In the grand scheme of things, it hasn’t been all that long since we first covered Arm’s announcement of the new Cortex A76 CPU microarchitecture. The new CPU IP was publicly unveiled back on the first of June, and Arm had made big promises in regards to the performance and efficiency improvements of the new core. It’s been a little over 5 months since then, and as we originally predicted, we’ve seen vendors announce as well as ship silicon SoCs with the new CPU.

Last week we published our review of the Huawei Mate 20 and Mate 20 Pro – both which contain HiSilicon’s new Kirin 980 chipset. Unfortunately for a lot of our readers which are based in the US, the review won’t be as interesting as the devices won’t be available to them. For this reason I’m writing up a standalone piece focusing more on the results of the new Cortex A76 inside the Kirin 980, and discuss more in detail how I think things will play out in the upcoming generation of competing SoCs.
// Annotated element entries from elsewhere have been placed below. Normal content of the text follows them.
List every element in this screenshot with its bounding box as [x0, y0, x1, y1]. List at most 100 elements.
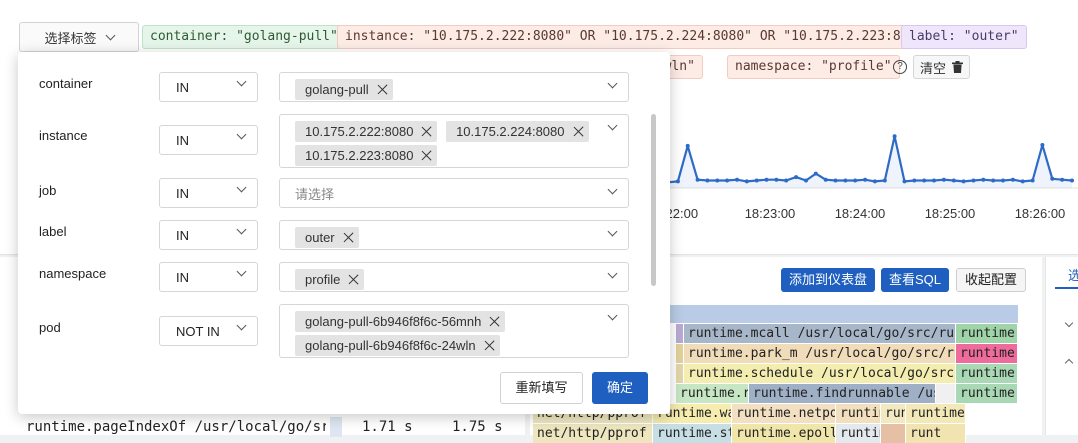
- data-point[interactable]: [853, 178, 858, 183]
- flamegraph-frame[interactable]: runtime.findrunnable /usr/local/go/src/r…: [749, 384, 936, 403]
- close-icon[interactable]: [377, 84, 388, 95]
- close-icon[interactable]: [348, 274, 359, 285]
- data-point[interactable]: [774, 177, 779, 182]
- flamegraph-frame[interactable]: net/http/pprof: [533, 424, 653, 443]
- data-point[interactable]: [843, 178, 848, 183]
- data-point[interactable]: [912, 178, 917, 183]
- filter-tag-label[interactable]: label: "outer": [901, 25, 1027, 49]
- flamegraph-frame[interactable]: runtime.mcall /usr/local/go/src/runtime/…: [684, 324, 956, 343]
- flamegraph-frame[interactable]: runtime.: [836, 424, 881, 443]
- flamegraph-frame[interactable]: [676, 324, 684, 343]
- close-icon[interactable]: [343, 232, 354, 243]
- operator-select[interactable]: NOT IN: [159, 316, 258, 346]
- reset-button[interactable]: 重新填写: [500, 372, 583, 404]
- add-to-dashboard-button[interactable]: 添加到仪表盘: [781, 268, 876, 292]
- value-select[interactable]: 请选择: [279, 178, 629, 208]
- flamegraph-frame[interactable]: run: [881, 404, 906, 423]
- data-point[interactable]: [754, 178, 759, 183]
- view-sql-button[interactable]: 查看SQL: [881, 268, 950, 292]
- data-point[interactable]: [1020, 179, 1025, 184]
- data-point[interactable]: [1070, 178, 1074, 183]
- close-icon[interactable]: [489, 316, 500, 327]
- popup-scrollbar[interactable]: [651, 114, 656, 286]
- help-icon[interactable]: ?: [893, 60, 907, 74]
- data-point[interactable]: [833, 178, 838, 183]
- value-select[interactable]: 10.175.2.222:8080 10.175.2.224:8080 10.1…: [279, 114, 629, 168]
- operator-select[interactable]: IN: [159, 220, 258, 250]
- filter-tag-namespace[interactable]: namespace: "profile": [727, 55, 900, 79]
- close-icon[interactable]: [421, 126, 432, 137]
- flamegraph-frame[interactable]: runtime.goexit /usr/local/go/src: [956, 324, 1018, 343]
- data-point[interactable]: [941, 177, 946, 182]
- flamegraph-frame[interactable]: runtime.goparkunlock: [956, 364, 1018, 383]
- flamegraph-frame[interactable]: [881, 424, 906, 443]
- value-select[interactable]: golang-pull: [279, 72, 629, 102]
- data-point[interactable]: [1060, 177, 1065, 182]
- flamegraph-frame[interactable]: runtime: [906, 404, 966, 423]
- flamegraph-frame[interactable]: runtime.schedule: [956, 344, 1018, 363]
- operator-select[interactable]: IN: [159, 72, 258, 102]
- data-point[interactable]: [804, 178, 808, 183]
- data-point[interactable]: [892, 134, 897, 139]
- flamegraph-frame[interactable]: runtime.epoll: [732, 424, 836, 443]
- flamegraph-frame[interactable]: runtime.park_m /usr/local/go/src/runtime…: [684, 344, 956, 363]
- data-point[interactable]: [744, 179, 749, 184]
- data-point[interactable]: [784, 178, 789, 183]
- data-point[interactable]: [705, 178, 710, 183]
- flamegraph-frame[interactable]: [676, 344, 684, 363]
- confirm-button[interactable]: 确定: [592, 372, 648, 404]
- flamegraph-frame[interactable]: runtime.netpoll: [732, 404, 836, 423]
- flamegraph-frame[interactable]: [936, 384, 956, 403]
- operator-select[interactable]: IN: [159, 262, 258, 292]
- data-point[interactable]: [991, 178, 996, 183]
- close-icon[interactable]: [421, 150, 432, 161]
- side-tab[interactable]: 选: [1068, 265, 1078, 284]
- flamegraph-frame[interactable]: [676, 364, 684, 383]
- operator-select[interactable]: IN: [159, 178, 258, 208]
- data-point[interactable]: [951, 178, 956, 183]
- table-row[interactable]: runtime.pageIndexOf /usr/local/go/sr... …: [18, 417, 525, 437]
- data-point[interactable]: [902, 179, 907, 184]
- data-point[interactable]: [1030, 178, 1035, 183]
- data-point[interactable]: [1010, 177, 1015, 182]
- flamegraph-frame[interactable]: runt: [906, 424, 966, 443]
- operator-select[interactable]: IN: [159, 125, 258, 155]
- data-point[interactable]: [794, 175, 799, 180]
- data-point[interactable]: [823, 177, 828, 182]
- data-point[interactable]: [882, 178, 887, 183]
- filter-tag-container[interactable]: container: "golang-pull": [142, 25, 346, 49]
- flamegraph-frame[interactable]: runtime.st: [653, 424, 732, 443]
- clear-button[interactable]: 清空: [913, 55, 971, 79]
- data-point[interactable]: [1050, 176, 1055, 181]
- value-select[interactable]: profile: [279, 262, 629, 292]
- data-point[interactable]: [725, 178, 730, 183]
- data-point[interactable]: [932, 178, 936, 183]
- flamegraph-frame[interactable]: runtime.re: [676, 384, 749, 403]
- select-label-button[interactable]: 选择标签: [19, 22, 139, 52]
- trash-icon: [952, 61, 964, 73]
- close-icon[interactable]: [573, 126, 584, 137]
- data-point[interactable]: [971, 178, 976, 183]
- data-point[interactable]: [1001, 178, 1005, 183]
- filter-tag-instance[interactable]: instance: "10.175.2.222:8080" OR "10.175…: [337, 25, 940, 49]
- data-point[interactable]: [922, 178, 927, 183]
- close-icon[interactable]: [484, 340, 495, 351]
- data-point[interactable]: [961, 179, 966, 184]
- value-select[interactable]: golang-pull-6b946f8f6c-56mnh golang-pull…: [279, 304, 629, 358]
- data-point[interactable]: [764, 177, 769, 182]
- data-point[interactable]: [695, 177, 700, 182]
- data-point[interactable]: [863, 177, 868, 182]
- flamegraph-frame[interactable]: runtime.: [836, 404, 881, 423]
- data-point[interactable]: [735, 177, 739, 182]
- data-point[interactable]: [1040, 143, 1045, 147]
- flamegraph-frame[interactable]: runtime.schedule /usr/local/go/src/runti…: [684, 364, 956, 383]
- flamegraph-frame[interactable]: runtime.gopark: [956, 384, 1018, 403]
- data-point[interactable]: [715, 178, 720, 183]
- data-point[interactable]: [872, 179, 877, 184]
- data-point[interactable]: [813, 171, 818, 176]
- data-point[interactable]: [685, 143, 690, 148]
- collapse-config-button[interactable]: 收起配置: [956, 268, 1027, 292]
- value-select[interactable]: outer: [279, 220, 629, 250]
- data-point[interactable]: [675, 179, 680, 184]
- data-point[interactable]: [981, 177, 986, 182]
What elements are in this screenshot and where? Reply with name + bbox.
Verifying Arm’s performance projections

Naturally one of the first things people will be interested in is seeing how the Cortex A76 actually manages to perform in practice. Arm had advertised the Cortex A76 to reach clocks of up to 3GHz, and correspondingly had all of its performance projections presented at this frequency. As I’ve written back in May, the 3GHz frequency was always an overly optimistic target that vendors would not be able to achieve; I said something along 2.5GHz would be a much more realistic figure. The Kirin 980 ended up being released with a final clock speed of 2.6GHz, which was more in line with what I expected.

The Cortex A76 at 3GHz was projected to perform respectively 1.9x and 2.5x times better than a Cortex A73 at 2.45GHz – which is the configuration of Qualcomm’s Snapdragon 835. Translated to a clock speed of 2.6GHz, the improvements are adjusted to ~1.65x and ~2.15x.

 GeekBench 4 Single Core

In practice, the Kirin 980 manages to reach an improvement of 1.77x in the integer score, as well as slightly exceeding the target improvement for the floating point score, achieving an increase of 2.21x. The reason the Kirin 980 here exceeds the targets is maybe linked to the fact that the chip is configured with a 4MB L3 while Arm’s simulations ran with a 2MB L3.

Moving over to SPEC2006, we have a set of more complex and robust workloads that better represent the wider range of applications that you would come to expect.

SPEC2006 Estimate

Here Arm’s performance projections were a bit more coloured, as we had been presented IPC comparisons as well as absolute score comparisons. In the absolute improvements at 3GHz, we saw claims of 2.1x “without thermal constraints” at 3.3GHz and figures of 1.9x “within 5W TDPs”. The latter figures was extremely confusing as Arm’s marketing was contradictory as to what this exactly means, which for a long time had me questioning if the CPU would somehow hit thermal limits in the single-threaded SPEC workloads, which would have been a pretty terrible result.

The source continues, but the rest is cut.